Design and methods: Most relevant literature in English language on relapsed AML from 1990 to 2004 was considered paying particular attention to the heterogeneity of the disease and prognostic factors at the time of relapse; therapeutic results in terms of second complete remission (CR) with conventional chemotherapy, stem cell transplantation and new agents are also summarized.

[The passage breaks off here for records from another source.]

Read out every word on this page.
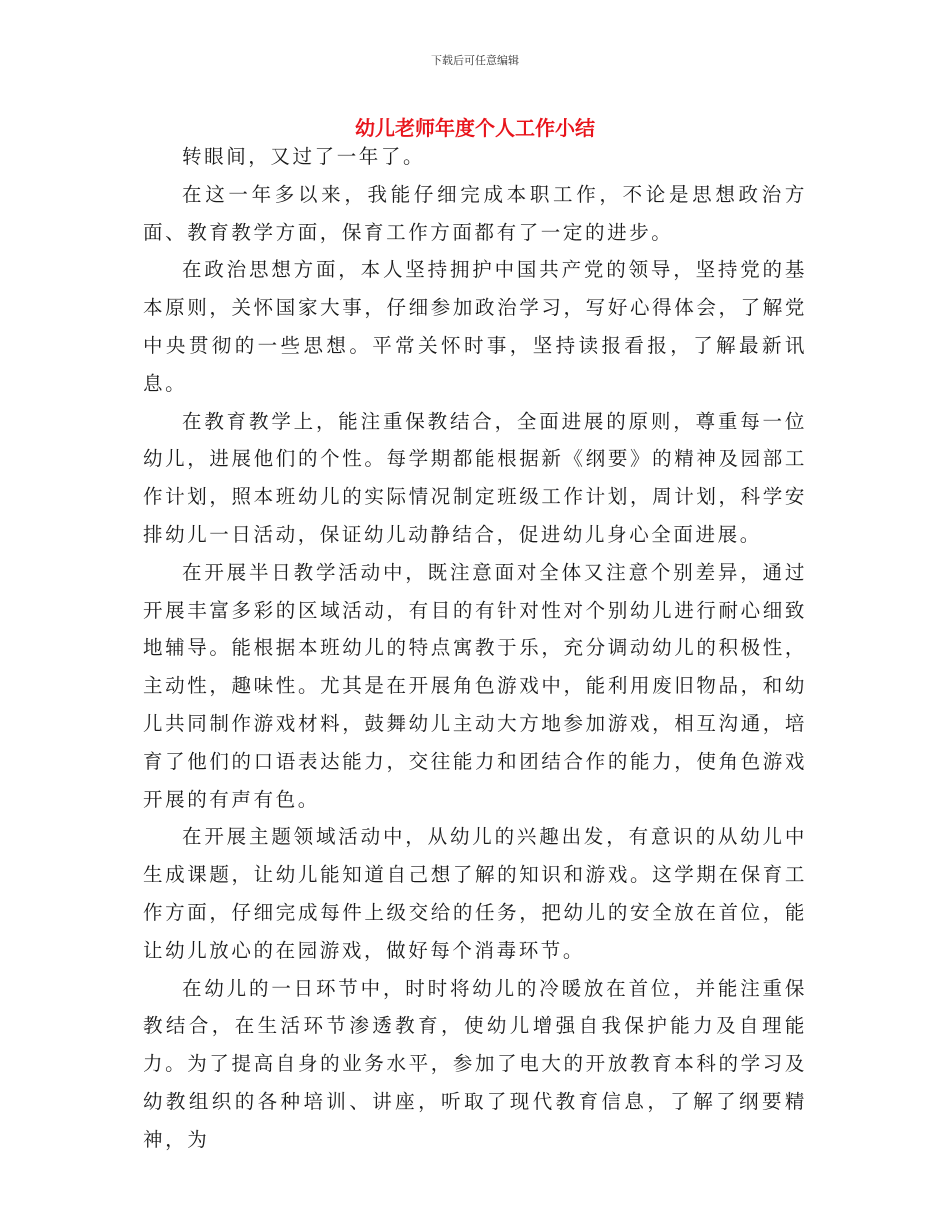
下载后可任意编辑
幼儿老师年度个人工作小结

转眼间，又过了一年了。

在这一年多以来，我能仔细完成本职工作，不论是思想政治方面、教育教学方面，保育工作方面都有了一定的进步。

在政治思想方面，本人坚持拥护中国共产党的领导，坚持党的基本原则，关怀国家大事，仔细参加政治学习，写好心得体会，了解党中央贯彻的一些思想。平常关怀时事，坚持读报看报，了解最新讯息。

在教育教学上，能注重保教结合，全面进展的原则，尊重每一位幼儿，进展他们的个性。每学期都能根据新《纲要》的精神及园部工作计划，照本班幼儿的实际情况制定班级工作计划，周计划，科学安排幼儿一日活动，保证幼儿动静结合，促进幼儿身心全面进展。

在开展半日教学活动中，既注意面对全体又注意个别差异，通过开展丰富多彩的区域活动，有目的有针对性对个别幼儿进行耐心细致地辅导。能根据本班幼儿的特点寓教于乐，充分调动幼儿的积极性，主动性，趣味性。尤其是在开展角色游戏中，能利用废旧物品，和幼儿共同制作游戏材料，鼓舞幼儿主动大方地参加游戏，相互沟通，培育了他们的口语表达能力，交往能力和团结合作的能力，使角色游戏开展的有声有色。

在开展主题领域活动中，从幼儿的兴趣出发，有意识的从幼儿中生成课题，让幼儿能知道自己想了解的知识和游戏。这学期在保育工作方面，仔细完成每件上级交给的任务，把幼儿的安全放在首位，能让幼儿放心的在园游戏，做好每个消毒环节。

在幼儿的一日环节中，时时将幼儿的冷暖放在首位，并能注重保教结合，在生活环节渗透教育，使幼儿增强自我保护能力及自理能力。为了提高自身的业务水平，参加了电大的开放教育本科的学习及幼教组织的各种培训、讲座，听取了现代教育信息，了解了纲要精神，为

Results: Molecular relapse is a current indication for treatment of acute promyelocytic leukemia (APL); however, data are emerging for the treatment of molecular relapse in AML other than APL, such as AML with t(8;21) and AML with inv(16). Age, duration of first remission and cytogenetics are the most relevant prognostic factors in relapsed AML. Promising therapeutic results have been reported for the antiCD33 monoclonal antibody conjugated with calicheamicin and the new nucleoside analog clofarabine; preliminary studies indicate that FLT3, farnesyl-transferase and bcl-2 inhibitors are active in relapsed AML.
Conclusions: All relapsed elderly patients and young adults with CR1 lasting for less than 12 months are ideal candidates for experimental therapies. Efficiently conducted phase II randomized trials are needed in order to achieve relevant information to be translated into phase III trials.